Paulo Moreira recorda que a recuperação das empresas seguradoras coincide com o desinvestimento contínuo no SNS e começou no tempo de Paulo Macedo, ministro da saúde (PSD). "A decadência dos hospitais públicos é o reflexo do desinvestimento". E, a prová-lo, "as demissões dos diretores clínicos. Assumiram em público que os hospitais não garantem o mínimo de qualidade". As exceções são as instituições universitárias. Estarem associadas às escolas e à investigação permitiu-lhes preservar a inovação. Mantêm os meios tecnológicos de ponta porque a indústria os financia, justifica.
"O congelamento das convenções com o setor privado", sublinha, "no tempo de Paulo Macedo, facilitou a vida ao setor privado. Os cidadãos passaram a ter tempos de espera para fazer exames. Acabou por ser uma medida de ouro para o setor privado". Em simultâneo, as clínicas começaram a oferecer consultas e exames a preços reduzidos. "As medidas de contenção do SNS geraram oportunidades ao setor privado", diz.
Oncologia no privado
Moreira prevê que o "setor público seja rapidamente ultrapassado". O ponto é este: os tempos de espera continuam elevados no SNS e os custos dos seguros tornaram-se mais acessíveis, em virtude do ganho de escala, sintetiza.

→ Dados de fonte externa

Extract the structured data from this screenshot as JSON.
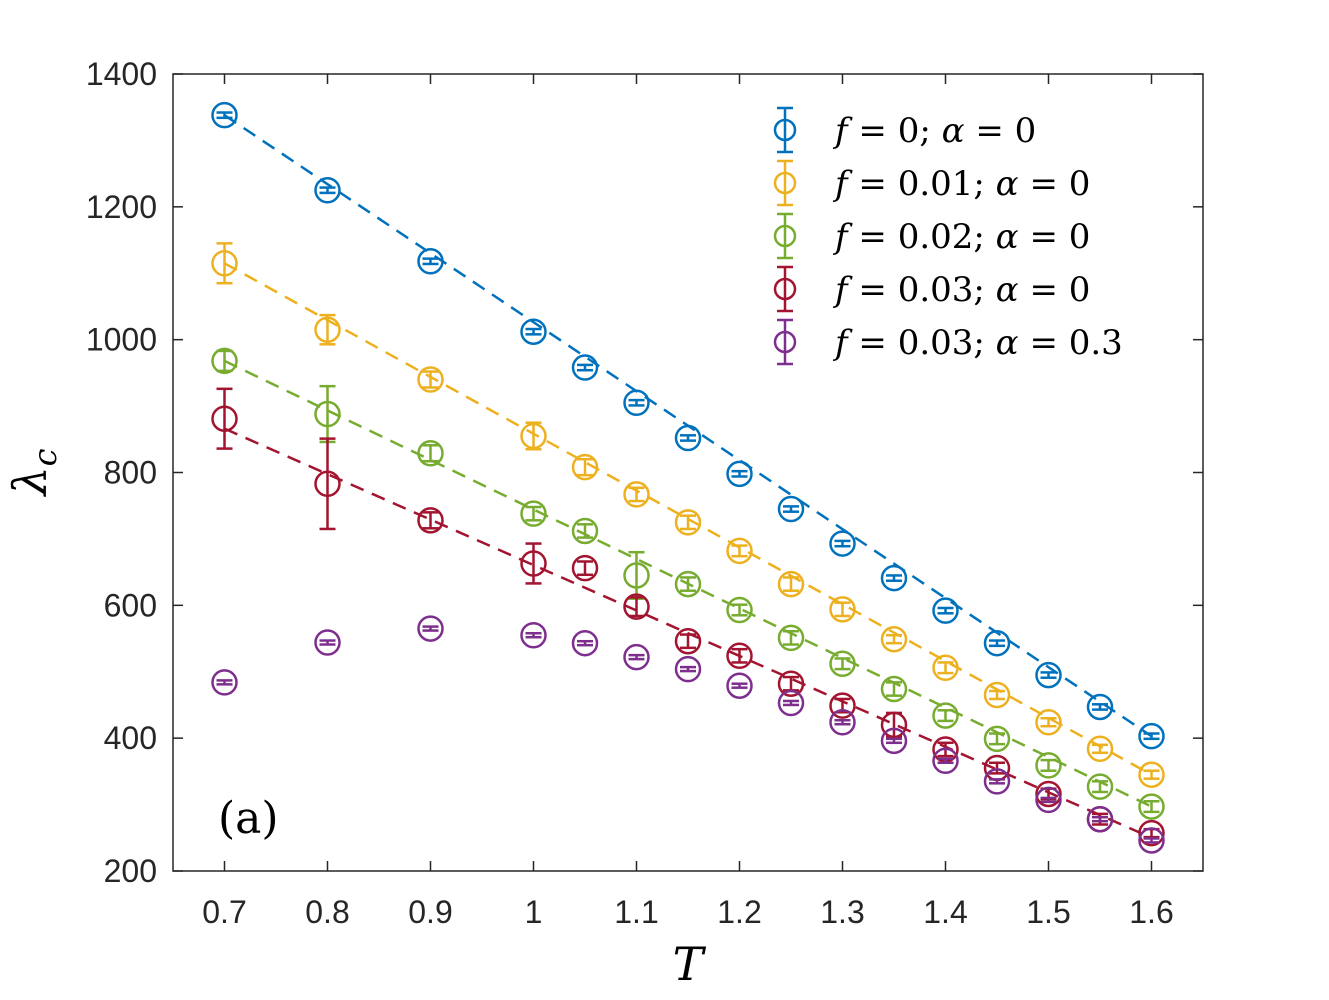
{
  "chart_data": {
    "type": "scatter",
    "panel_label": "(a)",
    "xlabel": "T",
    "ylabel_symbol": "λ",
    "ylabel_subscript": "c",
    "xlim": [
      0.65,
      1.65
    ],
    "ylim": [
      200,
      1400
    ],
    "x_ticks": [
      0.7,
      0.8,
      0.9,
      1,
      1.1,
      1.2,
      1.3,
      1.4,
      1.5,
      1.6
    ],
    "x_tick_labels": [
      "0.7",
      "0.8",
      "0.9",
      "1",
      "1.1",
      "1.2",
      "1.3",
      "1.4",
      "1.5",
      "1.6"
    ],
    "y_ticks": [
      200,
      400,
      600,
      800,
      1000,
      1200,
      1400
    ],
    "y_tick_labels": [
      "200",
      "400",
      "600",
      "800",
      "1000",
      "1200",
      "1400"
    ],
    "grid": false,
    "legend_position": "top-right",
    "x": [
      0.7,
      0.8,
      0.9,
      1.0,
      1.05,
      1.1,
      1.15,
      1.2,
      1.25,
      1.3,
      1.35,
      1.4,
      1.45,
      1.5,
      1.55,
      1.6
    ],
    "series": [
      {
        "name_plain": "f = 0; α = 0",
        "f": "0",
        "alpha": "0",
        "color": "#0072BD",
        "values": [
          1338,
          1225,
          1118,
          1012,
          958,
          905,
          852,
          798,
          745,
          693,
          641,
          592,
          543,
          495,
          447,
          403
        ],
        "errors": [
          4,
          4,
          4,
          4,
          4,
          4,
          4,
          4,
          4,
          4,
          4,
          4,
          4,
          4,
          4,
          4
        ],
        "fit": [
          1338,
          403
        ]
      },
      {
        "name_plain": "f = 0.01; α = 0",
        "f": "0.01",
        "alpha": "0",
        "color": "#EDB120",
        "values": [
          1115,
          1015,
          940,
          855,
          808,
          767,
          725,
          682,
          632,
          594,
          549,
          506,
          465,
          424,
          384,
          345
        ],
        "errors": [
          30,
          22,
          12,
          20,
          12,
          10,
          10,
          8,
          10,
          10,
          6,
          8,
          6,
          6,
          6,
          6
        ],
        "fit": [
          1115,
          345
        ]
      },
      {
        "name_plain": "f = 0.02; α = 0",
        "f": "0.02",
        "alpha": "0",
        "color": "#77AC30",
        "values": [
          968,
          888,
          829,
          738,
          712,
          645,
          632,
          593,
          551,
          512,
          474,
          434,
          399,
          359,
          327,
          297
        ],
        "errors": [
          15,
          42,
          12,
          10,
          10,
          35,
          10,
          8,
          10,
          8,
          10,
          8,
          8,
          8,
          8,
          8
        ],
        "fit": [
          968,
          297
        ]
      },
      {
        "name_plain": "f = 0.03; α = 0",
        "f": "0.03",
        "alpha": "0",
        "color": "#A2142F",
        "values": [
          881,
          783,
          728,
          663,
          656,
          598,
          546,
          524,
          482,
          449,
          420,
          383,
          355,
          316,
          278,
          257
        ],
        "errors": [
          45,
          68,
          12,
          30,
          10,
          14,
          10,
          10,
          10,
          10,
          18,
          10,
          8,
          8,
          8,
          6
        ],
        "fit": [
          866,
          250
        ]
      },
      {
        "name_plain": "f = 0.03; α = 0.3",
        "f": "0.03",
        "alpha": "0.3",
        "color": "#7E2F8E",
        "values": [
          484,
          544,
          565,
          555,
          543,
          522,
          504,
          479,
          453,
          424,
          396,
          366,
          335,
          307,
          278,
          246
        ],
        "errors": [
          3,
          3,
          3,
          3,
          3,
          3,
          3,
          3,
          3,
          3,
          3,
          3,
          3,
          3,
          3,
          3
        ],
        "fit": null
      }
    ]
  }
}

Pedro Pita Barros considera, de qualquer maneira, que o SNS está longe de ser posto em causa. "O seguro de saúde defronta problemas vários", considera, acrescentando que "nos países onde se usa sobretudo seguro de saúde, é necessário forte regulação e, frequentemente, torna-se obrigatório para todos. A cobertura nacional acaba por ser mais simples de assegurar via SNS do que através do mecanismo de seguro". Por outro lado, "para cobrir despesas elevadas, como as associadas com tratamentos oncológicos completos, as seguradoras teriam de subir os preços".
Para demonstrar a vitalidade do setor, Moreira recorda que, quando o serviço de urgência 24 horas abriu num hospital privado, ninguém acreditava que se mantivesse e manteve; e hoje o diagnóstico de cancro recorrendo a tecnologia sofisticada está disponível em clínicas espalhadas pelo país.
Pita Barros não coloca os sistemas em conflito. "O SNS tem o papel de segurador público, de assegurar que ninguém fica privado de acesso a cuidados de saúde. Isso não impede nem contradiz que os hospitais privados tenham serviço de elevada tecnologia e que procurem estar presentes também na área do oncologia. Terão de perceber se encontram a quem prestar serviços, não sendo obrigado o SNS a ter de lhes comprar serviços."
Pormenores
1,2 milhões na ADSE - Entre os subsistemas públicos de saúde, é de destacar a ADSE, que reúne 1,2 milhões de beneficiários.
21 hospitais comprados - Desde 2010, a Autoridade da Concorrência apreciou 21 operações de compra de hospitais e clínicas em Portugal.
Seguro de saúde supera automóvel - Numa análise de crescimento do volume de negócios em 2018, o do segmento do seguro automóvel foi inferior ao da saúde. O primeiro cresceu 6,7% e o segundo 7,4%. E isto apesar da recuperação registada no ramo automóvel, como explica o relatório da ASF.
Mais hospitais privados - Pela primeira vez, contaram-se mais hospitais privados do que públicos em Portugal: 114 contra 111, segundo revelou o INE em 2018. Em camas disponíveis, porém, continua a ser o serviço público a estar à frente na oferta, tem mais de 24 mil contra 11 mil.
Peso do setor privado na despesa - Os seguros de saúde representam ainda cerca de 4% do total das despesas em saúde. Apesar de haver 2,2 milhões de beneficiários, "ainda é um valor bastante residual em termos de despesa em saúde", segundo Alexandre Lourenço, presidente da Associação Portuguesa de Administradores Hospitalares.
Consultas externas - O setor privado está focado nas consultas externas, diz Alexandre Lourenço. "Oferece consultas em tempo útil e soube inovar no serviço ao cliente", justifica ainda o presidente da Associação Portuguesa de Administradores Hospitalares.